Study will examine cost of fast rail in Australia  

Posted by Big Gav in ,

The SMH has an update on investigations into high speed rail in Australia - Study will examine cost of fast rail.

THE impact of a high-speed rail line on Sydney Airport's capacity will be considered soon by a government feasibility study.

The study's terms of reference, released yesterday, will see the federal transport department put a cost on a Sydney-to-Newcastle line, but also consider options for high-speed rail links north to Brisbane, and south to Canberra and Melbourne.

The Transport Minister, Anthony Albanese, said fast rail could potentially offer a significant cut to commuting times for people travelling between Sydney, Newcastle and Gosford.

The $20 million study aims to answer the question of whether a fast train is economically viable, given Australia's large distances and small population compared with European and Asian countries which are increasingly embracing high-speed rail.

A route, station options and high-level costing will be identified by next July.

More detailed studies of public and private financing options, patronage forecasts, and the implications for airline traffic will be considered in a second phase, and a report to the government will be completed by mid-2012.

A formal reference group will include representatives from state governments.

Earlier advice to the department had suggested high-speed rail was not viable in Australia. A spokesman for Mr Albanese said yesterday previous studies had not put a real cost on building a network.

If high-speed rail was found to be uneconomical now, the study would look at when it might become financially viable, he said.

Ex-Liberal government minister Helen Coonan is also calling for high speed rail (with some added partisan spin about other government programs which can be ignored) - Give us high-speed trains.
The Japanese did it first with the bullet train in 1964. Saudi Arabia is spending $15 billion expanding its high-speed rail network, and close behind are Qatar and Kuwait, which are spending $10 billion each. Europeans have an enviable high-speed connection; it was Spain's network that captured the attention of the US president.

When told more people used fast trains between Seville and Madrid than those driving and flying put together, Barack Obama announced high-speed rail would be a key part of his $US8 billion fiscal Recovery Act.

"Building a new system of high-speed rail in America will be faster, cheaper and easier than building more freeways or adding to an already overburdened aviation system - and everybody stands to benefit," he said.
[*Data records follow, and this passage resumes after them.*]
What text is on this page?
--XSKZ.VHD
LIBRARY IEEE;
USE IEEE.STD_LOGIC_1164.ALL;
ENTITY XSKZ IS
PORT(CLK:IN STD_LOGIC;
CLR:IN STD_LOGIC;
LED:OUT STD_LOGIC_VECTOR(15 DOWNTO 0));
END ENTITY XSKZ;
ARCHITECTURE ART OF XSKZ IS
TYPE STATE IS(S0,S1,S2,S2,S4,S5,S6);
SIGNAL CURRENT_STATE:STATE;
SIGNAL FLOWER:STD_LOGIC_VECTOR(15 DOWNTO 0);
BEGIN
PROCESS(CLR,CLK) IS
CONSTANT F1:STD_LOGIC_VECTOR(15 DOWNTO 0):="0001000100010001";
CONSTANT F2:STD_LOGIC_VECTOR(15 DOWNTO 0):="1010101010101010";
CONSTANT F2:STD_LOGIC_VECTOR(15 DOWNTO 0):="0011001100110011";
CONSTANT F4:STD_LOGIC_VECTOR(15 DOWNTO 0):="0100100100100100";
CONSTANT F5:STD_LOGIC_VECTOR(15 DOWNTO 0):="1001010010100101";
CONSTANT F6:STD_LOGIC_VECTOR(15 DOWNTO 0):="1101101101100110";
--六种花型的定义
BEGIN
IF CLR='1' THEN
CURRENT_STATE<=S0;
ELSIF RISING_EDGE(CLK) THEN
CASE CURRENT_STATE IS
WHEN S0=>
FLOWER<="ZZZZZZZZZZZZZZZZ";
Perhaps most impressive of all are the Chinese. In the previous five years they spent more on rail, roads and other fixed assets than they spent in the past 50. Next China plans to link 20,000 kilometres with high-speed rail networks before 2015.

Australian commuters, meanwhile, are left behind, frustrated on overcrowded city platforms or choking to death in peak-hour meltdown because we still don't have high-speed rail as a transport alternative.

Of course we should. It's madness that on a car journey from Wollongong to Newcastle, drivers grind to a halt because of traffic in Wahroonga. This otherwise beautiful suburb has become an inescapable quagmire. No one contemplates taking the trip by train simply because without fast rail it isn't viable.

Transport Minister Anthony Albanese has finally announced a study will begin into high-speed rail, but let's not get excited. If his pre-election announcement was anything to go by, we will not see the report's findings until just days before the 2013 election.